All the above will be fascinating and enlightening sights to be sure. But if you’ve made the somewhat less than completely safe trip into Cambodia’s hinterland, you’ve come to see the once-forgotten glories of Angkor Wat, built between the 9th and 13th centuries at the peak of an ancient Khmer Empire that stretched from what is today the Bay of Bengal in the west through Vietnam to the east and right up into the heart of Yunnan in China. Following the rapid fall of the empire that once called the place home, nature took its course and engulfed much of the sacred complex. Even today much of the area remains concealed by a dense tropical forest which has in some ways both taken its toll on the temples and served to enhance their natural beauty. Mouhot himself once observed that: “. . . an exuberant vegetation has overgrown everything, galleries and towers, so that it is difficult to force passage. The crowning glory of towering silk-cotton and fig trees straddles the walls of the temples, spreading their roots in a vice-like grip on the stones.” That remains as true today as when it was written.

Made up of well over a hundred temples, perhaps the greatest shock awaiting Angkor’s visitors is the sheer size of the complex that spreads out into the thicket of jungle surrounding Siem Reap.But three of these, the magnificent temples of Angkor Wat, Bayon, and Ta Prohm, clearly surpass all the others in their beauty and so are musts-sees for any traveler. Considered by many to be one of the greatest monuments ever constructed by man, Angkor Wat, like Great Pyramids or the Taj Mahal, simply awes its visitors with the sheer grandeur of its five soaring towers and exquisite bas reliefs.

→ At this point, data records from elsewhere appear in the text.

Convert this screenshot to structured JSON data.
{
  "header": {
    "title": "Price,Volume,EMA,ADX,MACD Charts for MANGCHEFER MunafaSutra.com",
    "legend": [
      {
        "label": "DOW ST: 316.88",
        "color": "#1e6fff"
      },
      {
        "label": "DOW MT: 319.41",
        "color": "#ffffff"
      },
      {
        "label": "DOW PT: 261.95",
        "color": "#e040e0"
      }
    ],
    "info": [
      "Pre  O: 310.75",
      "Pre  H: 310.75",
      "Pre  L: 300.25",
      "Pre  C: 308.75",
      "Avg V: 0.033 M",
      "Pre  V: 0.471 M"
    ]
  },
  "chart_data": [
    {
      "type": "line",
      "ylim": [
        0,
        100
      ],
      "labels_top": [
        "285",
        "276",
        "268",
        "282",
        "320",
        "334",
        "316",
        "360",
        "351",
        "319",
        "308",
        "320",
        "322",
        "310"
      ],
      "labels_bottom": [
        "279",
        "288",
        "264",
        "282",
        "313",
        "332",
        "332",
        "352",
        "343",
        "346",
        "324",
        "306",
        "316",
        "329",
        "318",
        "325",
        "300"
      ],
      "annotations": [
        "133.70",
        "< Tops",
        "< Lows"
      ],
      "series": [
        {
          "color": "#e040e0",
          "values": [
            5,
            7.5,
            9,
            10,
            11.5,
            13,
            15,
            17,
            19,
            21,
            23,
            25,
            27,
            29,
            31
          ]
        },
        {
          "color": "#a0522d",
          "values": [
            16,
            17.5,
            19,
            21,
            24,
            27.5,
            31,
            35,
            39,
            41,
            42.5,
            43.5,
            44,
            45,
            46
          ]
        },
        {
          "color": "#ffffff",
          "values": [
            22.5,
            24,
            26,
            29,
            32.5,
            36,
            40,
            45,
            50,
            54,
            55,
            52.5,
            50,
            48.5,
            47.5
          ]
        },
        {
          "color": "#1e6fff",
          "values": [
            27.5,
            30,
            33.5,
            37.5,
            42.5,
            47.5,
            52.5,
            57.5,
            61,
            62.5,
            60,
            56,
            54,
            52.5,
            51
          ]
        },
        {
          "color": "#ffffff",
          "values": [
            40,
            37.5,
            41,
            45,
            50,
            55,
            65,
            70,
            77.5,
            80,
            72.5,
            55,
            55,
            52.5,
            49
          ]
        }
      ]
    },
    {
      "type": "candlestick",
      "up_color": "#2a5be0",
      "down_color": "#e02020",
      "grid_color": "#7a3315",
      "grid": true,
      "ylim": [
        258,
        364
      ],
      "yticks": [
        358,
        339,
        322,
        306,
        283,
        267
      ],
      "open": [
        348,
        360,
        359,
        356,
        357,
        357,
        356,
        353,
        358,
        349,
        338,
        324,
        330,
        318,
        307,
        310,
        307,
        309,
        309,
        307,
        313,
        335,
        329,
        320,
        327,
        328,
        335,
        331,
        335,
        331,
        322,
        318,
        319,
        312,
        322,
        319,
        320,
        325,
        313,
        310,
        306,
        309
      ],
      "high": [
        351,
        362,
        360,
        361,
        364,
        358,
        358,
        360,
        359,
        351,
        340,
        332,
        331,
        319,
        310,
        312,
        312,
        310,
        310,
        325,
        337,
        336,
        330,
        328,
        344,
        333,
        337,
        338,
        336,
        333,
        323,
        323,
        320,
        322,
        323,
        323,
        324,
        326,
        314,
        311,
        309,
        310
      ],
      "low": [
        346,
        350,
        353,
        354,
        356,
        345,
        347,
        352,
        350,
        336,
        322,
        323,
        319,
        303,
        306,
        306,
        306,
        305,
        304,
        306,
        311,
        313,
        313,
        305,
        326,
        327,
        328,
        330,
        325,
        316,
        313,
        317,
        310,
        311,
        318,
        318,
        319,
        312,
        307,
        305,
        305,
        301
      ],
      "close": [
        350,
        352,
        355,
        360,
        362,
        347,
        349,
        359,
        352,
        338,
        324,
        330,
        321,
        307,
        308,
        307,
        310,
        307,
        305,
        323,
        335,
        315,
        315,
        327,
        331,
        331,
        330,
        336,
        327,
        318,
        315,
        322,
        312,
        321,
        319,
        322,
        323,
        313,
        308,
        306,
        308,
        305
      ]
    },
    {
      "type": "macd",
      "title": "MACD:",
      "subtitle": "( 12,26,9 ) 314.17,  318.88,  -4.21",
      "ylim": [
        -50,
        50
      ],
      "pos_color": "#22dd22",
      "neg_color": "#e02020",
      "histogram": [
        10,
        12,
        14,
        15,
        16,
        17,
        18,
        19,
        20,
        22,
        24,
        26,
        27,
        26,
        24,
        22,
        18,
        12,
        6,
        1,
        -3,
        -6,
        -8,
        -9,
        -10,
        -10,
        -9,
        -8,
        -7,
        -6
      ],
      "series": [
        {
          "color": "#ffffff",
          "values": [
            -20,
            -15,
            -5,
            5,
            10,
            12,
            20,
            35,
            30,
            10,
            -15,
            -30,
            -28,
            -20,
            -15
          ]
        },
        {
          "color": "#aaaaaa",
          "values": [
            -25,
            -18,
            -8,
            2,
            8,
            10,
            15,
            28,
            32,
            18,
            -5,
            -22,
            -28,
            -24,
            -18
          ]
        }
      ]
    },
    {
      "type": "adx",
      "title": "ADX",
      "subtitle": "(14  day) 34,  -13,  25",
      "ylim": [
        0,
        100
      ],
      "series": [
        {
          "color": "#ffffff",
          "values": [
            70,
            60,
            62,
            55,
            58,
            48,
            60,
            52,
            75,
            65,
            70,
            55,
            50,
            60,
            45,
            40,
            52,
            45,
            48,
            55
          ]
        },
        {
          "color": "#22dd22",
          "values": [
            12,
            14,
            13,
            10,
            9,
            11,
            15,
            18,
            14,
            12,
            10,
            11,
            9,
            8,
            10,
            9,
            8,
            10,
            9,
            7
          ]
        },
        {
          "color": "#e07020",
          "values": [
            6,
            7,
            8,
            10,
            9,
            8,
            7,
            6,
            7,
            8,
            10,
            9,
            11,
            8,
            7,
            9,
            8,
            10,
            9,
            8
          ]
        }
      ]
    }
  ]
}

By way of comparison, Bayon seems far more intimate, and from a distance it appears to more of a mess of decrepit ancient rocks than anything else. But as you near, Bayon gradually takes the shape that’s made it famous – fifty-four enormous faces representing the Bodhisattva Avalokitesvara stare down at visitors from seemingly everywhere. There is a definite other-worldly air to Bayon, each path revealing yet another gigantic disdainful stare from the ancient god, as P. Jennerat de Beerski wrote of the site in the 1920’s, “. . . with slightly curving lips, eyes placed in shadow by the lowered lids utter not a word and yet force you to guess much.”

At Ta Promh, where the ruins have deliberately been only scarcely restored, the truly awesome power of the surrounding rainforest can best be seen. Gluttonous root-systems thrust themselves up out of the black-earth to tear massive sections of the temple’s ancient walls apart. Its massive stones lie scattered about like a child’s building blocks, leaving only narrow corridors and passageways and a distinct feeling of discovery that, unlike any of the other Angkor temples brings one closest to replicating the lost and hidden atmosphere that must surely have greeted Henri Mouhot over a hundred and fifty years ago.

Head out in November, December or January. November if you’d like to catch the country’s most impressive festival Bon Om Tuk, held early in that month. December or January if you’d prefer drier weather, cooler temperatures and a bearable level of humidity that won’t remind you of any of Oliver Stone’s films. But in either case, as P. Jennerat de Beerski wrote, “Go to Angkor My Friend, to its ruins and to its dreams.”